KnigaRead.com/

Николай Гейнце - Людоедка

На нашем сайте KnigaRead.com Вы можете абсолютно бесплатно читать книгу онлайн Николай Гейнце, "Людоедка" бесплатно, без регистрации.
Перейти на страницу:

Глеб Алексеевич сидел на диване, а рядом с ним сидела Фимка. Он обвил одною рукой ее стан, а другой держал ее за руку. Она склонила на его плечо свою голову и оба они любовно смотрел друг на друга. Вот он наклонился к ней, и губы их слилились в нежном поцелуе.

— Так вот как ты, мерзавка, ходишь за барином… — раскрыла дверь Дарья Николаевна и появилась на ее пороге вместе с Кузьмой Терентьевым.

Глеб Алексеевич и Фимка вскочили и стояли бледные, растерянные.

— Кузьма, тащи-ка ее, подлую, на погребицу! — крикнула Салтыкова.

Как разъяренный зверь бросился Кузьма Терентьев на Фимку.
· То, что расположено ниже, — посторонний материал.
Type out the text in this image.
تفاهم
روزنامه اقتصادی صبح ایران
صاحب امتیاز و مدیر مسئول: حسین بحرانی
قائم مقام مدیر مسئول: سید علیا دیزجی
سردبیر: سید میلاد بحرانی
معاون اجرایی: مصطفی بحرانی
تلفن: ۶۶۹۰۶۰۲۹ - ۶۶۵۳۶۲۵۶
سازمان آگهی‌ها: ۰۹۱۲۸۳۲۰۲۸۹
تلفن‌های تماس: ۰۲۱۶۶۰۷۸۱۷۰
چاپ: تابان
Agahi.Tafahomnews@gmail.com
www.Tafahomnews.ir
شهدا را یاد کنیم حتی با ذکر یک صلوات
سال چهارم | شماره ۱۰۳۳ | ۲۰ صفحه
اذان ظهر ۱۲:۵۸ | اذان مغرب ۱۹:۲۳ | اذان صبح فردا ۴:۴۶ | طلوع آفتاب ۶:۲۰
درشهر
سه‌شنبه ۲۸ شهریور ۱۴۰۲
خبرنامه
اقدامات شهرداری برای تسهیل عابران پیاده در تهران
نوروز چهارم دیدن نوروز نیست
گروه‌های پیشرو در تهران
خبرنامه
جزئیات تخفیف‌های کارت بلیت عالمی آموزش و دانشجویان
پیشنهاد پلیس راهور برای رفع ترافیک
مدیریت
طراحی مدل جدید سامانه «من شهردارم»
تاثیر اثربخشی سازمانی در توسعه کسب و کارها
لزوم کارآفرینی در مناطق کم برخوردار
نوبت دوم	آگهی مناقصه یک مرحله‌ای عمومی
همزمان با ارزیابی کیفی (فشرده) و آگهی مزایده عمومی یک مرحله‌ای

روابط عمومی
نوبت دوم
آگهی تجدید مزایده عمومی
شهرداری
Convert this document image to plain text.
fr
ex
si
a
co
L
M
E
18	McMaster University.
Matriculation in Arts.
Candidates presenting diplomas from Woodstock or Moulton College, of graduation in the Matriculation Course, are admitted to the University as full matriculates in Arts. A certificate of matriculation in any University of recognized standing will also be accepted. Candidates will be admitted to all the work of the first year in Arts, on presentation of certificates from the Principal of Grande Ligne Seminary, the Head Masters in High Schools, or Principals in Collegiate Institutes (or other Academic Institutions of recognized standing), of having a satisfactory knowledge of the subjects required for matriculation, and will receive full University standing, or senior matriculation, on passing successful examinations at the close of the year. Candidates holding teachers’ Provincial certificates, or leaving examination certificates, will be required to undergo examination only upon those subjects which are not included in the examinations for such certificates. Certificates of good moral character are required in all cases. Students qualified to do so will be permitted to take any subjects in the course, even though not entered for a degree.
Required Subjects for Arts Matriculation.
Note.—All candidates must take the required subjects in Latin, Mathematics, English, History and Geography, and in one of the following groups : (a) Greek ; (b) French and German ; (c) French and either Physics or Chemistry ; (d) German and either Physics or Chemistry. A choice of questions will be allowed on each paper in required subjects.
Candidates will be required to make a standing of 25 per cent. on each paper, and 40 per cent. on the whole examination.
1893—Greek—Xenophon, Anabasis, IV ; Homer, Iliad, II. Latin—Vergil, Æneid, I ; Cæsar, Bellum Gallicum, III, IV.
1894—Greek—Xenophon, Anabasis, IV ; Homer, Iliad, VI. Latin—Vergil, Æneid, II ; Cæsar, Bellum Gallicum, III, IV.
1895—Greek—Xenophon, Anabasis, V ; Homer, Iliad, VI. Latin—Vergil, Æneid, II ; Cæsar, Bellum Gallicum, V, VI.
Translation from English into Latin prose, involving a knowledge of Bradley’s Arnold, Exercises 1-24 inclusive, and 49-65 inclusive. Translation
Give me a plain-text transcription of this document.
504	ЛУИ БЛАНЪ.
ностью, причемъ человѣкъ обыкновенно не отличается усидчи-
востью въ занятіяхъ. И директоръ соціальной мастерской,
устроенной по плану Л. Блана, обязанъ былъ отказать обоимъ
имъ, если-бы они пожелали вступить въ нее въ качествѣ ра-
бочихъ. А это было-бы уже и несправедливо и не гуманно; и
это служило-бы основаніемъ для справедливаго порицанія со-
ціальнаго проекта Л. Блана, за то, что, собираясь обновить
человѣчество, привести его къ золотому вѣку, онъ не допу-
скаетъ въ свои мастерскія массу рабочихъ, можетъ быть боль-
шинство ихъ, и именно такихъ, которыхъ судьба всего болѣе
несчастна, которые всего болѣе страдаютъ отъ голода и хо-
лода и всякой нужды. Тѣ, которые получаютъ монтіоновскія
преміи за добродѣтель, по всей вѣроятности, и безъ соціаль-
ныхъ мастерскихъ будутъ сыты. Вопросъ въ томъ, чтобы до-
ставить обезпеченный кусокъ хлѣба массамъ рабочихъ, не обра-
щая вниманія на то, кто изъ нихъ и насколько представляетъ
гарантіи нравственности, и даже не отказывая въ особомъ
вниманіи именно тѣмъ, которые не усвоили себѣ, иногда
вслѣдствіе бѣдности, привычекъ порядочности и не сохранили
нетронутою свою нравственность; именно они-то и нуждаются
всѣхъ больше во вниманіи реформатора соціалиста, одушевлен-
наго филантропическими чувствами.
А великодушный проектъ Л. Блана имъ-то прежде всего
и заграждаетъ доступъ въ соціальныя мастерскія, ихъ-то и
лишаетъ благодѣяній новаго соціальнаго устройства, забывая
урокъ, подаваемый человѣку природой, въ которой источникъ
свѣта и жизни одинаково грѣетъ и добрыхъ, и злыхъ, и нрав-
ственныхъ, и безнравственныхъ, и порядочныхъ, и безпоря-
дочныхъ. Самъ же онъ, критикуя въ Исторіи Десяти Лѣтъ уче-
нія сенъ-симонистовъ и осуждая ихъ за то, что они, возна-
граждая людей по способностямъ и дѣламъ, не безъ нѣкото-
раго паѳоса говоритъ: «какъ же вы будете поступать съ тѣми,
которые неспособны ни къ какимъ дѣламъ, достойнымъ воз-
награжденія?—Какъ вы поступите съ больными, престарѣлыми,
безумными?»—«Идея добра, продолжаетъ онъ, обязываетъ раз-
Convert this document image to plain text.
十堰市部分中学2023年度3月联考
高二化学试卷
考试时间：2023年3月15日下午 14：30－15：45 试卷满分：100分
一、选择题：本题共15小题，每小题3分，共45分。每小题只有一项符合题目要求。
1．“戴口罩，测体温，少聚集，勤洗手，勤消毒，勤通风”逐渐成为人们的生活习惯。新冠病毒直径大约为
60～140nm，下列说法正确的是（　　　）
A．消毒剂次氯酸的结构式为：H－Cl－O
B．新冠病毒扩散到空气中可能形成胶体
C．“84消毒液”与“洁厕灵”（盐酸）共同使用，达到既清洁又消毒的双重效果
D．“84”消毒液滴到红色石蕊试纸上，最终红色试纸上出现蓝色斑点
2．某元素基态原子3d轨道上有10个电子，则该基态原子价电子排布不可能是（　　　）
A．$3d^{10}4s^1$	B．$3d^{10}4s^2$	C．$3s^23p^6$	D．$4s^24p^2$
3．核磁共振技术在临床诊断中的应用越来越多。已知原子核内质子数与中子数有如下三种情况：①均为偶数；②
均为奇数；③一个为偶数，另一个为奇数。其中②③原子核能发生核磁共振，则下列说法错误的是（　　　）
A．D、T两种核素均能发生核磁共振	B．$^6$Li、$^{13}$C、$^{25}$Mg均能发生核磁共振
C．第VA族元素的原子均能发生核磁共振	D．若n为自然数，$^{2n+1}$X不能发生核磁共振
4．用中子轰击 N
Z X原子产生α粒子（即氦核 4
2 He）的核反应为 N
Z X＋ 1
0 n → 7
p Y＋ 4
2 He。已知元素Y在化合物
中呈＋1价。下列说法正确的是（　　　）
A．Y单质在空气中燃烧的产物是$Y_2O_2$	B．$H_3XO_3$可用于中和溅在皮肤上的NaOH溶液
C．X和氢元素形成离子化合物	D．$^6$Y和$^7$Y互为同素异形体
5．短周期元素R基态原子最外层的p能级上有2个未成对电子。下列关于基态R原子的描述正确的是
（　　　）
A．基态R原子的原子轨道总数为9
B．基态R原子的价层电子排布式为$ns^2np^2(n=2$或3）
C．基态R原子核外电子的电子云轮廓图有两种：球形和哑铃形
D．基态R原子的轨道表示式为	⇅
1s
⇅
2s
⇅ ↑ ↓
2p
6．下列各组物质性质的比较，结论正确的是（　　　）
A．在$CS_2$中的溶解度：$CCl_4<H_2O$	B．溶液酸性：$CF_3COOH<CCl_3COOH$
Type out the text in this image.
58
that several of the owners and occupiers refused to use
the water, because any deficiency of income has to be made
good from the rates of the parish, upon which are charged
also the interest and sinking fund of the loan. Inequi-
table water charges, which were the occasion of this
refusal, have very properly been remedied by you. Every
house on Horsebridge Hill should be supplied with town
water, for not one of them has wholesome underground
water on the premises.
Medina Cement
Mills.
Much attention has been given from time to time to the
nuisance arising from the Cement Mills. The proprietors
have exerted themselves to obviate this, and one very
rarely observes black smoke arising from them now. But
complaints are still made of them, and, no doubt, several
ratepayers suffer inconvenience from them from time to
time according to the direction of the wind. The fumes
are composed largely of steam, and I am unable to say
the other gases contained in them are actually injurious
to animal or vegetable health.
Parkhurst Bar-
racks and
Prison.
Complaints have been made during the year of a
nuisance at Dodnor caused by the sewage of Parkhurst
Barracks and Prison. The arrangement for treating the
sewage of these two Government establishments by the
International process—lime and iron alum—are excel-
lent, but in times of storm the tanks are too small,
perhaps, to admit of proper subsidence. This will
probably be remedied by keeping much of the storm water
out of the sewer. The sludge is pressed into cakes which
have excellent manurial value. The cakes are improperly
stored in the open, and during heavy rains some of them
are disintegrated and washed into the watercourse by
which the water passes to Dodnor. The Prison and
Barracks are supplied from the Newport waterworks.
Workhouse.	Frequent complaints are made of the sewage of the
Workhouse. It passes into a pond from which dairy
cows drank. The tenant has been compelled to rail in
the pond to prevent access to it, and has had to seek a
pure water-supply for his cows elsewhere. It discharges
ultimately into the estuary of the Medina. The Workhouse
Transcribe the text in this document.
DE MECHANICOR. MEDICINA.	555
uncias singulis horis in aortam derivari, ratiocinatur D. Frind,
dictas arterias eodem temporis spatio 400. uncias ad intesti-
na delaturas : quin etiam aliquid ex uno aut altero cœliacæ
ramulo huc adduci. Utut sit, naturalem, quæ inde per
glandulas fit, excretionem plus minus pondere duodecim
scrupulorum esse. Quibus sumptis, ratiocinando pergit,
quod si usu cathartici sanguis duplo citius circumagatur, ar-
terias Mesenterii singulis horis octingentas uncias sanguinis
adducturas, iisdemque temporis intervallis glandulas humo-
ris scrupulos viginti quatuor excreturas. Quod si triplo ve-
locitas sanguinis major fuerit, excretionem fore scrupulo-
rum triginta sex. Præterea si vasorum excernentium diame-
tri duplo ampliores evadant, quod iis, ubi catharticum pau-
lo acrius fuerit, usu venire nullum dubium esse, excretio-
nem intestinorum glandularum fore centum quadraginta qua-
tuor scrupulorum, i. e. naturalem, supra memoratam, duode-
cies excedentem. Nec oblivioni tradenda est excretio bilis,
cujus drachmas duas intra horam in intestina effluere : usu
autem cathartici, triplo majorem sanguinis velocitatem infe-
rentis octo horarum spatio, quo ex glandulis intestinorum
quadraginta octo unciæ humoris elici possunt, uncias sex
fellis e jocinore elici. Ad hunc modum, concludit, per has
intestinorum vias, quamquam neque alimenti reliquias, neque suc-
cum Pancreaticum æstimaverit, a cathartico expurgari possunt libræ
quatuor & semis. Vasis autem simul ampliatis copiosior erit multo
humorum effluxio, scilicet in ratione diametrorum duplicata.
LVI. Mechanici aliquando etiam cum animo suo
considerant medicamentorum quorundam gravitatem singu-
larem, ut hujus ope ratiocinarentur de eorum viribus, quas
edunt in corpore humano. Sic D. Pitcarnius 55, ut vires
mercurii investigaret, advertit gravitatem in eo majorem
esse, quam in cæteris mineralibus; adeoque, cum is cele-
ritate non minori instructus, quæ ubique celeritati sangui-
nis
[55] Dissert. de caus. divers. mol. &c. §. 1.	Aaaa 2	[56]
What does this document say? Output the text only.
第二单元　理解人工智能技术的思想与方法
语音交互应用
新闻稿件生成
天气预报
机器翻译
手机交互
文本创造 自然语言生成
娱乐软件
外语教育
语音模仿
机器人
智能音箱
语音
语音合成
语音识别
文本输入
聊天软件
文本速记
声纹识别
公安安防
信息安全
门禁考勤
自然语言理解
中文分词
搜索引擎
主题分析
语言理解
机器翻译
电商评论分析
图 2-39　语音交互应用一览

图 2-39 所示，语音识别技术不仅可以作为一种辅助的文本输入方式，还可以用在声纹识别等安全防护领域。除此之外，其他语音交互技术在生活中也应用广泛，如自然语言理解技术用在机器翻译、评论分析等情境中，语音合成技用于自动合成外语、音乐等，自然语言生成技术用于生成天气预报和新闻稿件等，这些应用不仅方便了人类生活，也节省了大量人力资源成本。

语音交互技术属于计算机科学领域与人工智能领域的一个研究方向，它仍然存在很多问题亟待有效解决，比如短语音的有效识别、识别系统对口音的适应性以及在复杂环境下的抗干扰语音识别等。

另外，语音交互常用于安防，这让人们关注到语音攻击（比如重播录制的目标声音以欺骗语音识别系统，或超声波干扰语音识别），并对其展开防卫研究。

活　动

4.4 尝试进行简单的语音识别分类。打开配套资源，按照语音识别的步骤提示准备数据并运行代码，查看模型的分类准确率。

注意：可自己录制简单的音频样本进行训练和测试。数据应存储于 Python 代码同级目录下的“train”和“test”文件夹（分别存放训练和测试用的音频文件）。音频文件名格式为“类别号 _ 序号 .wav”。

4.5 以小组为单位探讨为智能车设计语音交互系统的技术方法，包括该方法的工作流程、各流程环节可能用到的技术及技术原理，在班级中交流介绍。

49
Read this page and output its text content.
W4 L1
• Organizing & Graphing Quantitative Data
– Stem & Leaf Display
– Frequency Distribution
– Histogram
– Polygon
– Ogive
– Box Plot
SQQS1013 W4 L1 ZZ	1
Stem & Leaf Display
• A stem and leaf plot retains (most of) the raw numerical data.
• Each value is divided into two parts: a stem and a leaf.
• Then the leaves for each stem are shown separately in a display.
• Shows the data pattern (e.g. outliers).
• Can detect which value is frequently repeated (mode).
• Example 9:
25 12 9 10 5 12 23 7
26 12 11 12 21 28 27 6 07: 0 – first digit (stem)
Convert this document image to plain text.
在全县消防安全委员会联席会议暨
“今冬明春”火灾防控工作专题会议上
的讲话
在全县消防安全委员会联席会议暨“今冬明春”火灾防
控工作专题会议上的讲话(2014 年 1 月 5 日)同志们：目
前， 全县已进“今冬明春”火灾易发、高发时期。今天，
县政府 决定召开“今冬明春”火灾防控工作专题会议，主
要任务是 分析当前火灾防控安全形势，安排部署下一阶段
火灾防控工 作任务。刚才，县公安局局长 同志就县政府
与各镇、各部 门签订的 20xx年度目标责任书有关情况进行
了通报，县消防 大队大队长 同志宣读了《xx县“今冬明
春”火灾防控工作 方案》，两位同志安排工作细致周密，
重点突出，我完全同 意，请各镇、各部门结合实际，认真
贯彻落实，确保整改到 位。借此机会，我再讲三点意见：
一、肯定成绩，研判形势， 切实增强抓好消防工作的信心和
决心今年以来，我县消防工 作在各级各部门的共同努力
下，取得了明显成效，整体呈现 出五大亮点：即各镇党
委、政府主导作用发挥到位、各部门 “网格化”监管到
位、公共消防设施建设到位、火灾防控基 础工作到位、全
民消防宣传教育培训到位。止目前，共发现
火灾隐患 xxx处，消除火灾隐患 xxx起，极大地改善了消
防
Глеб Алексеевич, напрягая последние силы, хотел отстранить его, но Дарья Николаевна ударила его в грудь кулаком и он покатился на пол, ударившись головой о край стола. Кровь хлынула у него из горла, раздался глухой, хриплый вздох, и Салтыков остался недвижим, распростертый у ног своей жены. Кузьма, между тем, ударом кулака в голову ошеломив Фимку и бесчувственную схватил в охабку, бросился со своей ношей из беседки. Выбежав в сад, он не сразу вернулся в дом, а подскочил к забору, перекинул через него несчастную девушку и сам через балконную дверь вбежал в комнаты и через них выбежал во двор и обогнул сад.

«Не отдохнет, здорово хватил!» — думал он на бегу.

Он и не ошибся. Фимка лежала недвижимо на том же месте, где была им брошена. Он снова схватил ее в охабку и потащил к волчьей погребице, ключ от которой он, по должности домашнего палача и тюремщика, носил на поясе. Отперев им страшную тюрьму, он бросил в нее бесчувственную девушку, затворил дверь, задвинул засов и запер на замок.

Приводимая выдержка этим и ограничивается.